A few days back, I noticed an entry at Webstandards.org stating that “The IE Team is listening.” I thought it was a nice sentiment, but didn’t really think much of it (sounded more like a PR ploy to tell people that the thousands upon thousands of bug reports and feature requests weren’t just directed to /dev/null… or whatever the corresponding MS term is). MS had long stated that no new IE development (aside from the obvious security fixes) would take place, and that the next major version of IE (or whatever they end up calling it) would be Longhorn only (no Mac version, no Sun version, and surprisingly, no pre-Longhorn Windows version). I guess I figured any feature requests & bug fixes (like the awful PNG alpha transparency bug required feature) would just be worked into this new version for Longhorn.
However, I stumbled across a link to one of the “former” IE Team member’s blogs (who has been working on Longhorn). Apparently, development of IE is restarting. He mentions rejoining the team, being excited about working on IE again, and reiterates the words of Robert Scobble in the aforementioned WaSP article. One can take this as an about face by MS (which could be a very good thing), signaling that new versions of pre-Longhorn IE will surface, or it could be taken as MS simply focusing more attention on the version of IE for Longhorn (although it would seem a bit odd to create an IE team outside of the Longhorn team just to work on Longhorn’s browser). I’m hoping for the former, as I’d love to see an IE6.5 or 7 with really good standards support, better security, and blasted alpha PNGs!
While I’d love to see an open source project such as Mozilla become the dominant browser, a renewed push by IE can be a very good thing. When IE updates, the large majority of IE users tend to automatically upgrade (mostly out of fear of security holes that are somewhat part of the whole Microsoft experience). And if the IE team is actually listening to us standards nuts (some sort of a cashew, I hear), the forthcoming versions of IE can only get better. Contrast this to when Netscape made the huge leap from that monstrosity that is Netscape 4 to the Mozilla-based Netscape 6. I’d bet it would be safe to say more people upgraded to IE5+ than upgraded to NS6+, if they upgraded at all (it has been an oft documented fact that curmudgeons that don’t upgrade from NS4 drive me absolutely insane).
I can only hope the team is actually listening and really want to try. Some of comments on the IE team member’s blog are a bit discouraging. For example, his response to people saying they want “better standards support,” stating that such a request is vague and hard to implement. I’m sorry, but it’s not. Hop on over to the W3C, buddy… tons of software developer based guidelines on what “better standards support” actually is. Anyone who has perused the W3C site can tell you it isn’t the best reference for site developers; it is directed toward the implementers of such standards.
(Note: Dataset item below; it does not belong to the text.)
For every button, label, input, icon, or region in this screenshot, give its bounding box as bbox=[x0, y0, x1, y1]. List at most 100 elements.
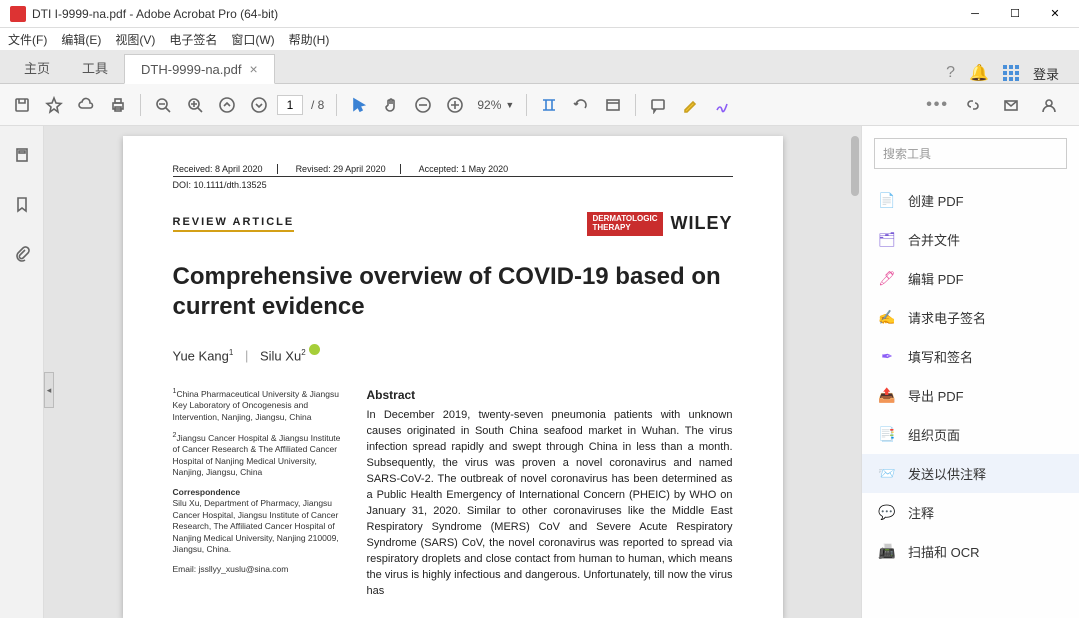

One rather misguided soul commented on the blog, “The problem with the ‘standards’ is that there are too many of them and often contradicting. For example, should IE implement XHTML 2? Or CSS 3?” How are CSS and XHTML contradicting? One is a presentational (style) language, while the other is a markup (structural) language. They work together (in fact, CSS is rather vital to XHTML, as well as XML, XSLT, etc). Apparently there are “too many” standards… um… sure. Just like there aren’t enough features that MS developed only for IE. Right. I won’t go into a web standards propaganda tirade, but I will say this: standards (all those “too many” of them) are meant to create an open standard, so that all the proprietary hacks and features that browser makers made in the Browser Wars aren’t needed and their features are open to EVERYONE. And the strange thing about all these “innumerable” standards… they break down to focusing on XML. If you get XML right, you are only a short way from all those “extra’ standards out there, like MathML and SVG, which are just derivatives of straight-ahead XML. [The commentator also mentioned wondering which version of these standards should be used. Well, the idea is to support as many as possible, but preferably the current W3C recommendation. I’ve yet to hear about any XHTML2, as he mentioned, even in conceptual write-ups. The W3C is currently working on xhtml 1.1 and the modularization of XHTML. CSS3 hasn’t even been finalized, so why not at least get CSS2.1 out of the way?]